The view was still there but the flat seemed smaller and needed more work, new flooring, new tiling and the noise of the traffic filtered up through the windows.
We looked around perhaps a little more carefully than before and then we headed back to Belsize Park to our familiar surroundings to discuss our final decision.
We had concerns about a delayed purchase, about moving in and paying rent for six months and about being locked-in to a flat we may not like if we live there and discover the pitfalls.
And so we have decided to have a survey done on the other flat, the renovation project, the winter of extreme discontent. If there are problems, we’ll call it a day and start again next year as we don’t want either a money pit or mill stone, but that’s a decision, at least for today.
Our solicitor will be most disapproving but then again he shouldn’t complain, he’s the only person making any money!
After a delicious and rather large lunch we waddled back to the car and set off to Clifton Nurseries. www.clifton.co.uk
Octavia/Barbara the Orchid has given birth and we were thinking about weaning the new baby (now named Orinoco).

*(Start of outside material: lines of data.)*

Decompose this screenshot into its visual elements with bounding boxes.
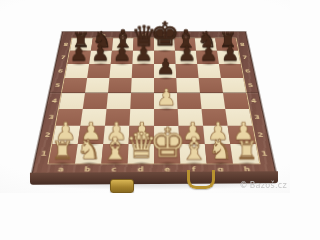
piece-white-knight-b1[interactable]: ♞ (76, 136, 101, 163)
square-g4[interactable] (200, 93, 225, 109)
piece-black-pawn-c7[interactable]: ♟ (112, 43, 131, 64)
square-a5[interactable] (62, 78, 87, 93)
square-f5[interactable] (176, 78, 200, 93)
chess-board[interactable]: ♜♞♝♛♚♝♞♜♟♟♟♟♟♟♟♟♟♟♟♟♟♟♟♟♜♞♝♛♚♝♞♜ (49, 38, 260, 163)
piece-white-rook-h1[interactable]: ♜ (235, 138, 258, 163)
square-f4[interactable] (177, 93, 202, 109)
square-d7[interactable]: ♟ (132, 51, 154, 64)
piece-shadow (92, 62, 107, 66)
piece-shadow (136, 62, 151, 66)
square-c5[interactable] (108, 78, 132, 93)
square-c4[interactable] (106, 93, 131, 109)
square-b4[interactable] (83, 93, 108, 109)
square-a6[interactable] (65, 64, 89, 78)
piece-black-pawn-h7[interactable]: ♟ (220, 43, 239, 64)
watermark-icon: © (239, 181, 247, 190)
square-c7[interactable]: ♟ (111, 51, 133, 64)
square-g5[interactable] (199, 78, 223, 93)
square-e6[interactable]: ♟ (154, 64, 176, 78)
square-c6[interactable] (109, 64, 132, 78)
square-g6[interactable] (197, 64, 221, 78)
piece-shadow (114, 62, 129, 66)
brass-latch-icon (110, 179, 134, 193)
square-b5[interactable] (85, 78, 109, 93)
square-b6[interactable] (87, 64, 111, 78)
piece-shadow (157, 76, 173, 80)
rank-label-right-4: 4 (246, 93, 261, 109)
piece-black-pawn-g7[interactable]: ♟ (199, 43, 218, 64)
square-f7[interactable]: ♟ (175, 51, 197, 64)
piece-white-bishop-f1[interactable]: ♝ (180, 133, 208, 164)
piece-shadow (222, 62, 237, 66)
piece-white-knight-g1[interactable]: ♞ (208, 136, 233, 163)
square-h5[interactable] (221, 78, 246, 93)
square-a1[interactable]: ♜ (49, 144, 78, 163)
square-f6[interactable] (176, 64, 199, 78)
piece-shadow (179, 62, 194, 66)
square-d4[interactable] (130, 93, 154, 109)
square-f1[interactable]: ♝ (179, 144, 206, 163)
watermark-text: Bazoš.cz (250, 181, 287, 190)
square-g1[interactable]: ♞ (205, 144, 233, 163)
piece-black-pawn-a7[interactable]: ♟ (69, 43, 88, 64)
rank-label-right-5: 5 (243, 78, 258, 93)
brass-handle-icon (187, 170, 215, 189)
square-b1[interactable]: ♞ (75, 144, 103, 163)
rank-label-right-1: 1 (256, 144, 273, 163)
piece-black-pawn-b7[interactable]: ♟ (91, 43, 110, 64)
piece-black-pawn-d7[interactable]: ♟ (134, 43, 153, 64)
piece-black-pawn-e6[interactable]: ♟ (156, 57, 175, 78)
piece-white-pawn-e4[interactable]: ♟ (156, 86, 176, 109)
piece-shadow (201, 62, 216, 66)
square-h1[interactable]: ♜ (230, 144, 259, 163)
square-e8[interactable]: ♚ (154, 38, 175, 50)
watermark: © Bazoš.cz (239, 181, 287, 190)
square-b7[interactable]: ♟ (89, 51, 112, 64)
piece-white-rook-a1[interactable]: ♜ (51, 138, 74, 163)
square-d6[interactable] (132, 64, 154, 78)
square-d5[interactable] (131, 78, 154, 93)
board-frame: ♜♞♝♛♚♝♞♜♟♟♟♟♟♟♟♟♟♟♟♟♟♟♟♟♜♞♝♛♚♝♞♜ abcdefg… (31, 32, 276, 176)
square-h7[interactable]: ♟ (217, 51, 241, 64)
square-e1[interactable]: ♚ (154, 144, 180, 163)
piece-shadow (158, 107, 175, 111)
square-a7[interactable]: ♟ (67, 51, 91, 64)
chess-board-scene: ♜♞♝♛♚♝♞♜♟♟♟♟♟♟♟♟♟♟♟♟♟♟♟♟♜♞♝♛♚♝♞♜ abcdefg… (31, 32, 276, 176)
square-g7[interactable]: ♟ (196, 51, 219, 64)
piece-black-pawn-f7[interactable]: ♟ (177, 43, 196, 64)
square-a4[interactable] (59, 93, 85, 109)
rank-label-right-7: 7 (238, 51, 252, 64)
piece-shadow (71, 62, 86, 66)
piece-white-bishop-c1[interactable]: ♝ (101, 133, 129, 164)
square-h4[interactable] (223, 93, 249, 109)
square-e4[interactable]: ♟ (154, 93, 178, 109)
square-h6[interactable] (219, 64, 243, 78)
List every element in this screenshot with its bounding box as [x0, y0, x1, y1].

Clifton Nurseries is a fabulous garden centre set among period terraced houses and the land value must be in the millions. It was a beautiful setting.
Close to Blomfeld Road (former residence of Nancy Mitford, my most admired author) and the Little Venice Canal, it was a lovely place to wander round and think of ideas if one ever had a garden.
We were going to buy some bark and a pot for Orinoco but upon the advice of the enthusiastic assistant (who congratulated us on our kei-ki, apparently it’s quite rare and something of an accomplishment in the world of orchids) we were told to wait until spring.
We left the garden centre and set off to do another drive-by, this time Saltram Crescent, the first property needing the complete renovation.
And after that (and it did look good in the sunshine) we set off back to Chalk Farm for freshly made madeleines, a nice cup of tea and a debate about the merits of the two flats.
It was a glorious Autumnal Sunday. Sunny, surprisingly warm but still, with leaves on the ground and a change of season in the air, time to fatten up for winter (or not) but certainly time for Sunday lunch.
The Dad of Letad kindly came to collect us and we set off to Maida Vale. We did a drive-by of Mill Lane on the way (con: it’s a long walk to the station) and then we arrived at The Truscott Arms. www.thetruscottarms.com
Recently awarded “Best Sunday Lunch in London” we though it would be worth a try.
The pub itself was a gorgeous refurbished Victorian grande-dame. Enormous windows flooded the dining room highlighting high ceilings and period features to create an elegant space. The only negative, bad art but then that’s subjective.
We sat near the window and enjoyed the October sunshine. Leaves blew past the window but with the sun pouring in, it was a little corner of warmth and we settled in for a couple of hours.
A good choice of reasonably priced wine and a menu to please most. The usual meat options, beef, lamb and pork; fish, a veggie option and all the trimmings. The only thing missing, a good chicken.
The food arrived in an unusual serving for London, a large platter with everything on it. Green beans, parsnips, carrots and roast potatoes, crispy light Yorkshire puddings, meat of choice and small jugs of gravy.
We served and began and had to agree, it certainly was the best Sunday lunch in London!